Treatment In Non-Austere Environments

Many victims of centipede envenomation do not seek medical attention and most symptoms will resolve spontaneously. Treatment of uncomplicated wounds does not greatly differ when limited resources are not a concern. Management should be supportive with wound care and control of pain and inflammation being the mainstay of treatment. Initial heating and later ice application is again suggested.3,4,8 Prophylactic antibiotics are generally unnecessary; however, if evidence of secondary infection is present, the wound should be cultured and a course of antibiotics which cover gram positive organisms should be initiated.

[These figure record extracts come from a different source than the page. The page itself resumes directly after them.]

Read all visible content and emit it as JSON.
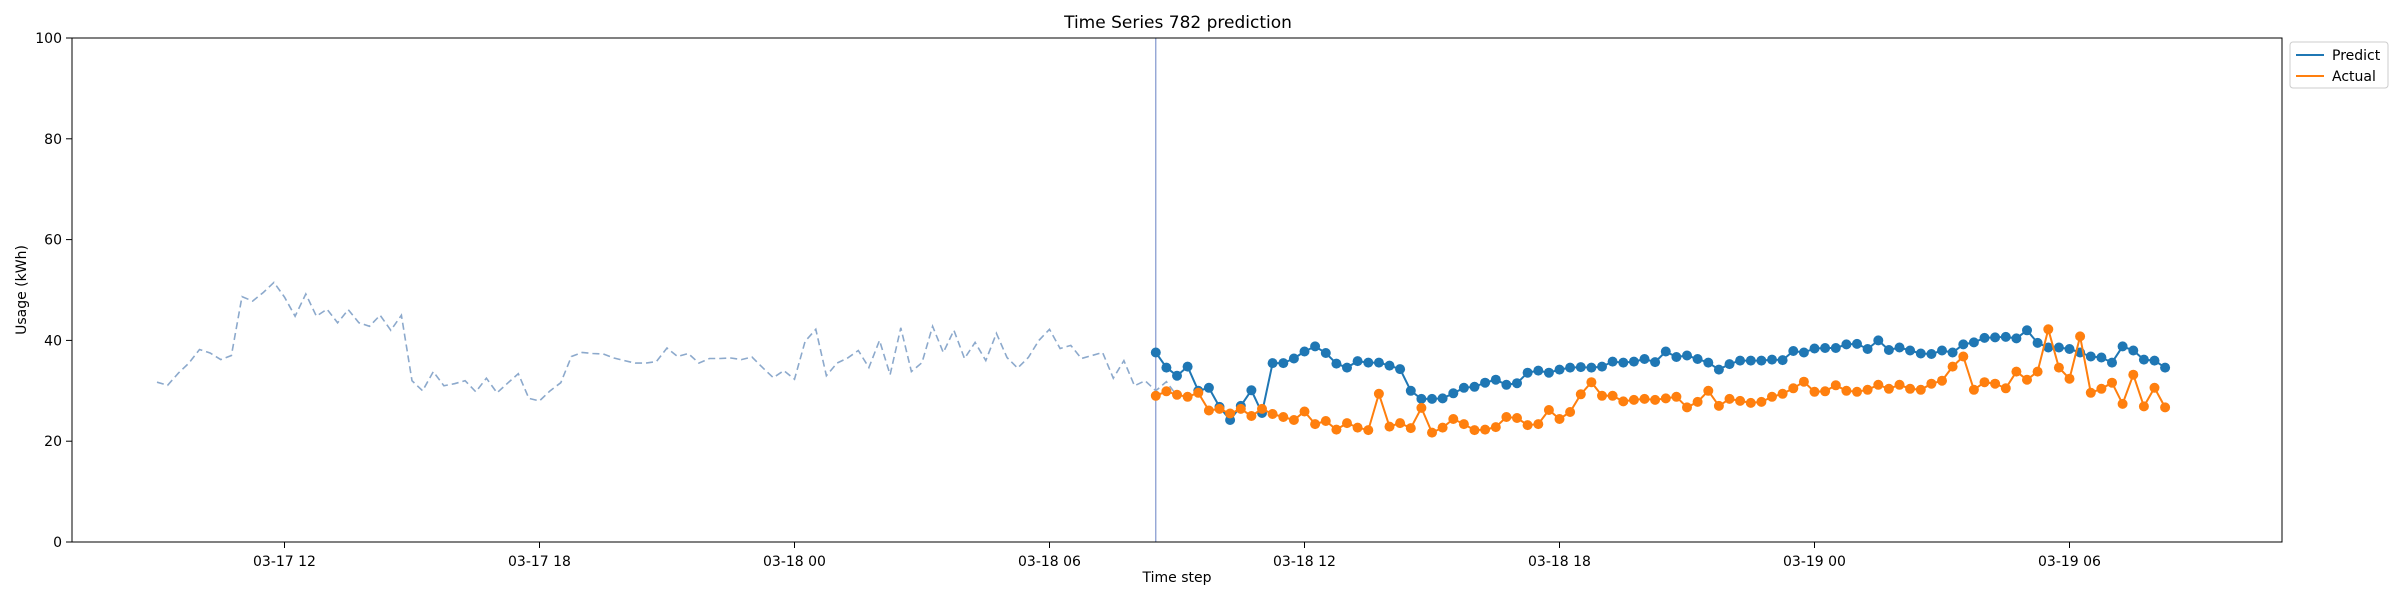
{
  "chart_data": {
    "type": "line",
    "title": "Time Series 782 prediction",
    "xlabel": "Time step",
    "ylabel": "Usage (kWh)",
    "ylim": [
      0,
      100
    ],
    "yticks": [
      0,
      20,
      40,
      60,
      80,
      100
    ],
    "xlim": [
      "2025-03-17 07:00",
      "2025-03-19 11:00"
    ],
    "xticks": [
      {
        "t": "2025-03-17 12:00",
        "label": "03-17 12"
      },
      {
        "t": "2025-03-17 18:00",
        "label": "03-17 18"
      },
      {
        "t": "2025-03-18 00:00",
        "label": "03-18 00"
      },
      {
        "t": "2025-03-18 06:00",
        "label": "03-18 06"
      },
      {
        "t": "2025-03-18 12:00",
        "label": "03-18 12"
      },
      {
        "t": "2025-03-18 18:00",
        "label": "03-18 18"
      },
      {
        "t": "2025-03-19 00:00",
        "label": "03-19 00"
      },
      {
        "t": "2025-03-19 06:00",
        "label": "03-19 06"
      }
    ],
    "start_time": "2025-03-17 09:00",
    "interval_minutes": 15,
    "forecast_start": "2025-03-18 08:30",
    "legend": {
      "position": "top-right",
      "entries": [
        "Predict",
        "Actual"
      ]
    },
    "colors": {
      "history": "#8ca9cc",
      "predict": "#1f77b4",
      "actual": "#ff7f0e",
      "divider": "#8a9fd1"
    },
    "series": [
      {
        "name": "",
        "role": "history",
        "values": [
          31.7,
          31.1,
          33.5,
          35.5,
          38.2,
          37.5,
          36.2,
          37.0,
          48.7,
          47.8,
          49.5,
          51.5,
          48.6,
          44.8,
          49.2,
          44.8,
          46.2,
          43.5,
          46.1,
          43.5,
          42.8,
          45.0,
          42.0,
          45.0,
          32.0,
          30.0,
          33.8,
          31.0,
          31.4,
          32.0,
          29.8,
          32.5,
          29.6,
          31.5,
          33.4,
          28.5,
          28.0,
          30.0,
          31.6,
          36.8,
          37.6,
          37.4,
          37.3,
          36.5,
          36.0,
          35.5,
          35.5,
          35.8,
          38.5,
          36.8,
          37.4,
          35.5,
          36.4,
          36.4,
          36.5,
          36.2,
          36.7,
          34.6,
          32.6,
          34.0,
          32.3,
          39.8,
          42.2,
          33.0,
          35.5,
          36.5,
          38.0,
          34.6,
          40.0,
          33.2,
          42.5,
          33.8,
          35.6,
          42.8,
          37.6,
          42.0,
          36.4,
          39.6,
          36.0,
          41.4,
          36.6,
          34.5,
          36.6,
          40.0,
          42.2,
          38.4,
          39.0,
          36.4,
          37.0,
          37.6,
          32.5,
          36.0,
          31.0,
          32.0,
          30.0,
          31.8,
          29.0
        ]
      },
      {
        "name": "Predict",
        "role": "predict",
        "values": [
          37.6,
          34.6,
          33.0,
          34.8,
          30.0,
          30.6,
          26.8,
          24.2,
          27.0,
          30.1,
          25.6,
          35.5,
          35.5,
          36.4,
          37.8,
          38.8,
          37.5,
          35.4,
          34.6,
          35.9,
          35.6,
          35.6,
          35.0,
          34.3,
          30.0,
          28.4,
          28.4,
          28.5,
          29.5,
          30.6,
          30.8,
          31.6,
          32.2,
          31.2,
          31.5,
          33.6,
          34.0,
          33.6,
          34.2,
          34.6,
          34.7,
          34.6,
          34.8,
          35.8,
          35.6,
          35.8,
          36.3,
          35.7,
          37.8,
          36.7,
          37.0,
          36.3,
          35.6,
          34.2,
          35.3,
          36.0,
          36.0,
          36.0,
          36.2,
          36.1,
          37.9,
          37.6,
          38.4,
          38.5,
          38.5,
          39.2,
          39.3,
          38.3,
          40.0,
          38.1,
          38.6,
          38.0,
          37.4,
          37.3,
          38.0,
          37.6,
          39.2,
          39.6,
          40.5,
          40.6,
          40.7,
          40.4,
          42.0,
          39.5,
          38.6,
          38.6,
          38.3,
          37.6,
          36.8,
          36.6,
          35.6,
          38.8,
          38.0,
          36.2,
          36.0,
          34.6
        ]
      },
      {
        "name": "Actual",
        "role": "actual",
        "values": [
          29.0,
          29.9,
          29.2,
          28.8,
          29.6,
          26.1,
          26.4,
          25.5,
          26.4,
          25.0,
          26.4,
          25.4,
          24.8,
          24.2,
          25.9,
          23.4,
          24.0,
          22.3,
          23.6,
          22.7,
          22.2,
          29.4,
          22.9,
          23.6,
          22.6,
          26.6,
          21.7,
          22.7,
          24.4,
          23.4,
          22.2,
          22.3,
          22.8,
          24.8,
          24.6,
          23.2,
          23.4,
          26.2,
          24.4,
          25.8,
          29.3,
          31.7,
          29.0,
          29.0,
          27.9,
          28.2,
          28.4,
          28.2,
          28.5,
          28.8,
          26.7,
          27.8,
          30.0,
          27.0,
          28.4,
          28.0,
          27.6,
          27.8,
          28.8,
          29.4,
          30.5,
          31.8,
          29.8,
          29.9,
          31.1,
          30.0,
          29.8,
          30.2,
          31.2,
          30.4,
          31.2,
          30.4,
          30.2,
          31.4,
          32.0,
          34.8,
          36.8,
          30.2,
          31.7,
          31.4,
          30.5,
          33.8,
          32.2,
          33.8,
          42.2,
          34.6,
          32.4,
          40.8,
          29.6,
          30.4,
          31.6,
          27.4,
          33.2,
          26.9,
          30.6,
          26.7
        ]
      }
    ]
  }
}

Benzodiazepines may be helpful in the centipede victim with symptoms of anxiety.3 Cardiac ischemia and anaphylaxis are very rare complications and managing these conditions with standard protocols takes priority over treating localized symptoms. All patients presenting with centipede bites should be monitored in the emergency room for at least 4 hours for evidence of toxic shock.9 In addition, bite victims should receive an immunization for tetanus.3,4,9

Conclusion

Scolopendra subspinipes is the vector of all medically significant centipede envenomations in Hawai‘i. Though their bites can be very painful, serious morbidity is very uncommon. Treatment is primarily supportive in both the resource constrained and hospital settings, and therapy is directed at reducing pain, swelling, and anxiety. There is anecdotal evidence supporting the use of heat soon after the bite has occurred with the goal of denaturing the venomous proteins. Anaphalaxis, cardiac ischemia, or other serious complications are rare and should be managed according to existing treatment protocols. Victims of centipede bites should be monitored for four hours for development of symptoms of these complications, and all should receive a tetanus vaccination.

Acknowledgements

The author thanks the library staff at Tripler Army Medical Center for assisting with the literature review and the reviewers of this paper for their insightful comments and suggestions.

Disclosure

The author reported no conflicts of interest.

Disclaimer

The views expressed in this manuscript are those of the author and do not reflect the official policy or position of the Department of the Army, Department of Defense, or the US Government.